- Born: Trevor Ramsey Tomkins 12 May 1941 London, England
- Died: 9 September 2022 (aged 81)
- Genres: Jazz
- Occupation: Musician
- Instrument: Drums
- Years active: 1962–2022

= Trevor Tomkins =

English jazz drummer (1941–2022)

Trevor Ramsey Tomkins (12 May 1941 – 9 September 2022) was an English jazz drummer, best known for his work in a number of bands in the 1970s such as Gilgamesh.

==Biography==
Tomkins was born in London and studied music at the Guildhall School of Music. He initially learned to play trombone as a teenager before choosing drums on which he made his first professional appearance.

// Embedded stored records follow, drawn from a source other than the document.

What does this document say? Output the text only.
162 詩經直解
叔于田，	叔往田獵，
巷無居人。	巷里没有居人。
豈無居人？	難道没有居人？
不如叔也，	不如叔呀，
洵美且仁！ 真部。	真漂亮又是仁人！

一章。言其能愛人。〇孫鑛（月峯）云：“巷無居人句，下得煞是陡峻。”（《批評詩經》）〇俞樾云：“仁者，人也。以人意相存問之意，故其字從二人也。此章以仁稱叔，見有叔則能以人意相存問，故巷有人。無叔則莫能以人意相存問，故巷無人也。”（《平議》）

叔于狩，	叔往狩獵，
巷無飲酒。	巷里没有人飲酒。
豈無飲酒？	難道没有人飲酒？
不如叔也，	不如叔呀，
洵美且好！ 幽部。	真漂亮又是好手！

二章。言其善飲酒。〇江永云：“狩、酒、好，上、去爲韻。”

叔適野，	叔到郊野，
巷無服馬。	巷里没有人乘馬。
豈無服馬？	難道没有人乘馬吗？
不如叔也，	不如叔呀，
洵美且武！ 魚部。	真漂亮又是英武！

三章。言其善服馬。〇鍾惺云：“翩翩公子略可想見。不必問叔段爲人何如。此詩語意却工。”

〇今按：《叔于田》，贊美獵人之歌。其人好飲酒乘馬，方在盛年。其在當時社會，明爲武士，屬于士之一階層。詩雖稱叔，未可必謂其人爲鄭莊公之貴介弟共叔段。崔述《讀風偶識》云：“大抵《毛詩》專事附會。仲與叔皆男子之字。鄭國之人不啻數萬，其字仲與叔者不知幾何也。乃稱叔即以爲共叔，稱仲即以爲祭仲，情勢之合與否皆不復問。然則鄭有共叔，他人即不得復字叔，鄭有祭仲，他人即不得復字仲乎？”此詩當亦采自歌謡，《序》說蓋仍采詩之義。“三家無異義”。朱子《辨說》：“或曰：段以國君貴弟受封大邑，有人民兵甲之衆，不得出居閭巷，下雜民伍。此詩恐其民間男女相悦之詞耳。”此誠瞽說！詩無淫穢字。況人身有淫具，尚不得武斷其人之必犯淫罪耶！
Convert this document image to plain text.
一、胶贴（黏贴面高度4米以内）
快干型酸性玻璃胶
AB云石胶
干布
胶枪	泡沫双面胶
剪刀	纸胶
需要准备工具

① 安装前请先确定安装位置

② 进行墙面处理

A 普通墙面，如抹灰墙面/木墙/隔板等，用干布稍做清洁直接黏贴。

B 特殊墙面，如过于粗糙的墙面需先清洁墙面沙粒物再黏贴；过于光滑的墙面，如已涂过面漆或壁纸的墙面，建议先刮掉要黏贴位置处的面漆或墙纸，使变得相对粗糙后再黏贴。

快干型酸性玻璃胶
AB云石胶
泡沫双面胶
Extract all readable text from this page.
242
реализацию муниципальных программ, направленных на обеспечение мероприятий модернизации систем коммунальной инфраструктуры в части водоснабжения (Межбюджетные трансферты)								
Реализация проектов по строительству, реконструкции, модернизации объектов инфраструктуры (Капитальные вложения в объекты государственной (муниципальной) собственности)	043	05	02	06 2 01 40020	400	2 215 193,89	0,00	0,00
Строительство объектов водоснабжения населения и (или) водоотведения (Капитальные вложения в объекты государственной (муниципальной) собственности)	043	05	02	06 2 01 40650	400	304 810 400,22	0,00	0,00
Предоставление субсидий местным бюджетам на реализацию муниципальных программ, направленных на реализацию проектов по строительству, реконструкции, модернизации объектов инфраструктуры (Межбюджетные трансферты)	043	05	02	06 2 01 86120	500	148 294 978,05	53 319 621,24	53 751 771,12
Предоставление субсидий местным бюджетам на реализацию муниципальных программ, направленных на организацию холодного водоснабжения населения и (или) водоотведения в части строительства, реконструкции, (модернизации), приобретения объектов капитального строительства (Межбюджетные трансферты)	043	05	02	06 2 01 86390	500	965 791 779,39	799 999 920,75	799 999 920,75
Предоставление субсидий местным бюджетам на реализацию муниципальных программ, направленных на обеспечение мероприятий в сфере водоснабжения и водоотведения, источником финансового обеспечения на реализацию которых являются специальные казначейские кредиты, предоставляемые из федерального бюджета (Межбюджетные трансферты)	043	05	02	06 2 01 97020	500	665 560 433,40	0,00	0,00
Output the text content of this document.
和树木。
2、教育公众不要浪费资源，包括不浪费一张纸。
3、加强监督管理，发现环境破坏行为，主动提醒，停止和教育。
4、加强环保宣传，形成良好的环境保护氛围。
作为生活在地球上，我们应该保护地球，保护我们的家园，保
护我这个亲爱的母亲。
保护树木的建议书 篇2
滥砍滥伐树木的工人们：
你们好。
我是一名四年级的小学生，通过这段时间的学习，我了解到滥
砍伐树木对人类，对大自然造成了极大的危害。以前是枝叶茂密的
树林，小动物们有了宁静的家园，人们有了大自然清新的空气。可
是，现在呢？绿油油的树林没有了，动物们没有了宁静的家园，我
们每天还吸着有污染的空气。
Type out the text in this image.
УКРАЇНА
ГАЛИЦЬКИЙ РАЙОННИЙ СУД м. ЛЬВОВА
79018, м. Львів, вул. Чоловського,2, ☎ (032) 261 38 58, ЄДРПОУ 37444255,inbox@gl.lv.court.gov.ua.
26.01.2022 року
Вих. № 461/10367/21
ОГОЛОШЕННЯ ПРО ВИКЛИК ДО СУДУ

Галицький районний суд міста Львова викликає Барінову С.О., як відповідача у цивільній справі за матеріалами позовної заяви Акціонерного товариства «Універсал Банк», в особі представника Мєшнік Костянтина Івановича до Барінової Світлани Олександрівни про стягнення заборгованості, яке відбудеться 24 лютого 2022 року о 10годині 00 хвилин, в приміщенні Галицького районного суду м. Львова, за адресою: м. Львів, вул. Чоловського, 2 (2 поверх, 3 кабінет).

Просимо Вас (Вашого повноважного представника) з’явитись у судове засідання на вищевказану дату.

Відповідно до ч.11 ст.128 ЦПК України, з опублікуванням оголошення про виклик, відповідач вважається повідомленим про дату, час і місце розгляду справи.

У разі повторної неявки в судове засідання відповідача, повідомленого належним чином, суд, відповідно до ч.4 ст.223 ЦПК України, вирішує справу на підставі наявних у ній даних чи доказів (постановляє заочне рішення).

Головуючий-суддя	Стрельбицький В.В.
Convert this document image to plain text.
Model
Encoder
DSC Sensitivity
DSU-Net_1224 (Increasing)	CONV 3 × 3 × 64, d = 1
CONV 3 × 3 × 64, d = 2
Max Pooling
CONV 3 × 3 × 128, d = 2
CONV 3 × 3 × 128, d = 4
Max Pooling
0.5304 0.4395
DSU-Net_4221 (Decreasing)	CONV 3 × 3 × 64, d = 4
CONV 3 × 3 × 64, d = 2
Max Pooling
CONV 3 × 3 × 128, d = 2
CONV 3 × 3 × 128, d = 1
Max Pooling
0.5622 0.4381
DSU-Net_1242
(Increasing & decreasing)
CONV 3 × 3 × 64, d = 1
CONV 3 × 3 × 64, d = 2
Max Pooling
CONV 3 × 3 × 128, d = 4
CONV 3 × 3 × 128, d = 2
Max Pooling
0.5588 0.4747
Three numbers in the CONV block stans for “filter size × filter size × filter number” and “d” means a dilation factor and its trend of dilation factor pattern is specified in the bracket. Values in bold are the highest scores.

In 1962, he joined Don Rendell working with the Rendell and Ian Carr's quintet for seven years until 1969. He recorded several albums with pianist Michael Garrick and Don Rendell in the late 1960s and early 1970s. In the 1970s, he worked with Ian Carr's Nucleus, Giles Farnaby's Dream Band, David Becker and Henry Lowther's Quaternity. He was a popular choice for visiting musicians including Sonny Stitt, Phil Woods and Lee Konitz. He appears on the 1971 album First Wind by Frank Ricotti and Mike de Albuquerque and on Tony Coe's 1978 album, Coe-Existence.

Tomkins was the first cousin of Roy Budd (jazz pianist and film composer of Get Carter fame), and Peter C. Budd (jazz guitarist living in Chicago), and was a member of various trios and other line-ups with his cousin Roy.

In 1982 he played on the album Before a Word Is Said with Alan Gowen, Phil Miller and Richard Sinclair. The album was released on CD in 1995.

Tomkins died on 9 September 2022, at the age of 81.